July 26 - Joachim is Anne's husband and the father of the Virgin Mary. They are celebrated on July 26th in the Roman rite and on September 9th in the East. The canonical Gospels of the New Testament do not name Mary's parents, but the story of Joachim and Anne appears in the apocryphal Gospel of James.
Joachim is described as a rich and pious man who regularly gives to the poor and to the temple. However, the couple is childless and mourns. When Joachim goes to a religious feast in Jerusalem, the High Priest refuses Joachim to deposit his offerings, his infertility being a sign that he was under the curse of the Law. Joachim, all covered with shame, did not dare to return home and withdrew into the desert to his shepherds. One day, an angel appears to Joachim and Anne to promise them a child. Joachim returns to Jerusalem; likewise Ann goes to meet him, and they meet at the Golden Gate, one of the gates of the city walls. Joachim and Anne hug each other.

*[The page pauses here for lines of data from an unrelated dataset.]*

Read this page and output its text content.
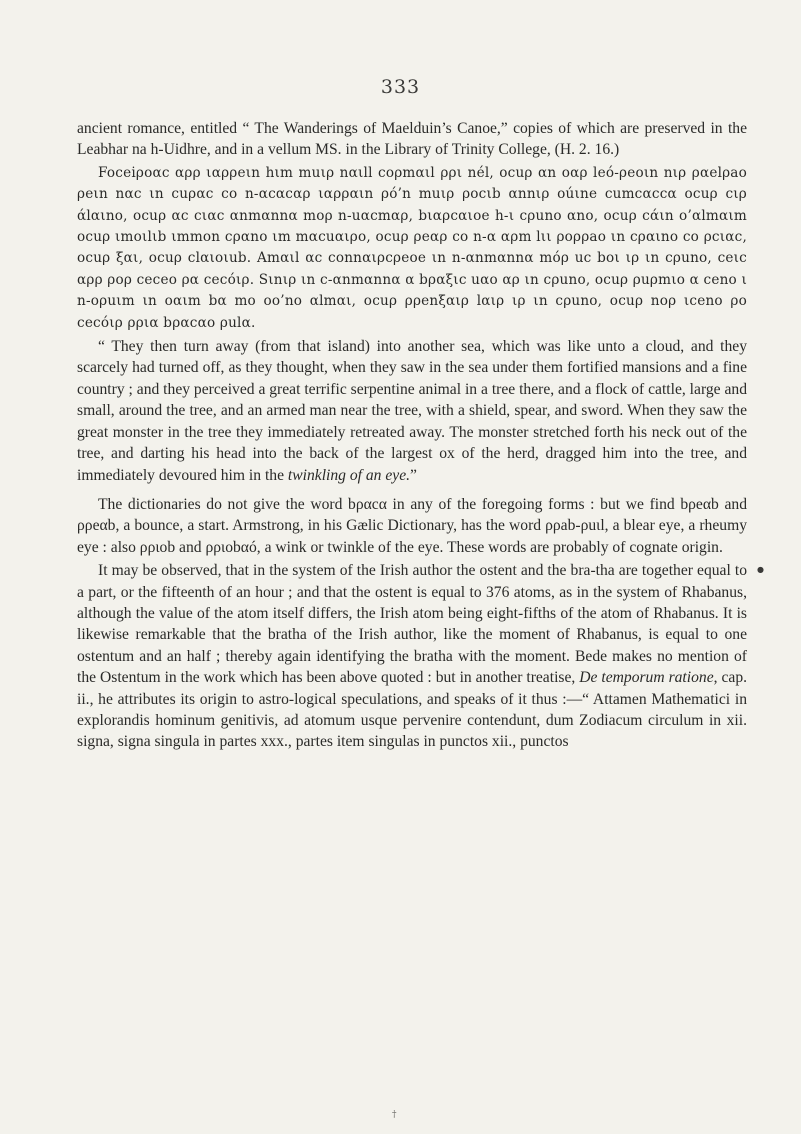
333

ancient romance, entitled “ The Wanderings of Maelduin’s Canoe,” copies of which are preserved in the Leabhar na h-Uidhre, and in a vellum MS. in the Library of Trinity College, (H. 2. 16.)

Foceiρoαc αρρ ιαρρeιn hιm muιρ nαιll coρmαιl ρρι nél, ocuρ αn oαρ leó-ρeoιn nιρ ραelρao ρeιn nαc ιn cuραc co n-αcαcαρ ιαρραιn ρó’n muιρ ρocιb αnnιρ oúιne cumcαccα ocuρ cιρ άlαιno, ocuρ αc cιαc αnmαnnα moρ n-uαcmαρ, bιαρcαιoe h-ι cρuno αno, ocuρ cάιn o’αlmαιm ocuρ ιmoιlιb ιmmon cραno ιm mαcuαιρo, ocuρ ρeαρ co n-α αρm lιι ρορρao ιn cραιno co ρcιαc, ocuρ ξαι, ocuρ clαιoιub. Amαιl αc connαιρcρeoe ιn n-αnmαnnα móρ uc boι ιρ ιn cρuno, ceιc αρρ ρoρ ceceo ρα cecóιρ. Sιnιρ ιn c-αnmαnnα α bραξιc uαo αρ ιn cρuno, ocuρ ρuρmιo α ceno ι n-oρuιm ιn oαιm bα mo oo’no αlmαι, ocuρ ρρenξαιρ lαιρ ιρ ιn cρuno, ocuρ noρ ιcenο ρo cecóιρ ρρια bραcαo ρulα.

“ They then turn away (from that island) into another sea, which was like unto a cloud, and they scarcely had turned off, as they thought, when they saw in the sea under them fortified mansions and a fine country ; and they perceived a great terrific serpentine animal in a tree there, and a flock of cattle, large and small, around the tree, and an armed man near the tree, with a shield, spear, and sword. When they saw the great monster in the tree they immediately retreated away. The monster stretched forth his neck out of the tree, and darting his head into the back of the largest ox of the herd, dragged him into the tree, and immediately devoured him in the twinkling of an eye.”

The dictionaries do not give the word bραcα in any of the foregoing forms : but we find bρeαb and ρρeαb, a bounce, a start. Armstrong, in his Gælic Dictionary, has the word ρρab-ρuιl, a blear eye, a rheumy eye : also ρριob and ρριobαó, a wink or twinkle of the eye. These words are probably of cognate origin.

It may be observed, that in the system of the Irish author the ostent and the bra-tha are together equal to a part, or the fifteenth of an hour ; and that the ostent is equal to 376 atoms, as in the system of Rhabanus, although the value of the atom itself differs, the Irish atom being eight-fifths of the atom of Rhabanus. It is likewise remarkable that the bratha of the Irish author, like the moment of Rhabanus, is equal to one ostentum and an half ; thereby again identifying the bratha with the moment. Bede makes no mention of the Ostentum in the work which has been above quoted : but in another treatise, De temporum ratione, cap. ii., he attributes its origin to astro-logical speculations, and speaks of it thus :—“ Attamen Mathematici in explorandis hominum genitivis, ad atomum usque pervenire contendunt, dum Zodiacum circulum in xii. signa, signa singula in partes xxx., partes item singulas in punctos xii., punctos

●
†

As for Hannah, her parents, Akar and Emeritus, are of the tribe of Levi. They gave birth to Ismenie around 63 B.C. and to Hannah around 55 B.C.. The family settled in Hebron where Isminias married and became the mother of St. Elizabeth (the mother of John the Baptist). When Anne was nine years old, her parents moved to Jerusalem where Akar had responsibilities in the Temple. After a twenty-year childless marriage with Joachim who retired to the desert in the monastery of St. George of Choziba. But an angel announced to them the coming of a child and Anne gave birth to Mary. They had made a vow and took Mary when she was three years old, or a little later according to other traditions, to the temple in Jerusalem to be educated there by Zechariah, a high priest.
In 550, a church was built in Constantinople in honour of Saint Anne. July 26th probably marks the anniversary of the dedication of this basilica. The Franciscans inscribed it on their calendar on July 26, 1263. Spreading throughout the Mediterranean basin, its cult was steadily growing from Marseille and especially Apt in the 12th century, which became a centre of piety. The Cathedral of Sainte-Anne d'Apt, placed throughout the Middle Ages under the double patronage of Notre-Dame and Saint-Castor, is an ancient French Roman Catholic cathedral, located in the city of Apt. It is one of the oldest churches in the West to have honoured the cult of Anne, the ancestress of Christ. Already during the 12th century, her feast day was celebrated there on July 26th during a nine-lesson service. Some of her relics, which tradition says were brought back from the East, are still venerated there. And those which are in Brittany, notably in Sainte-Anne-d'Auray, Italy or Canada come from Apt.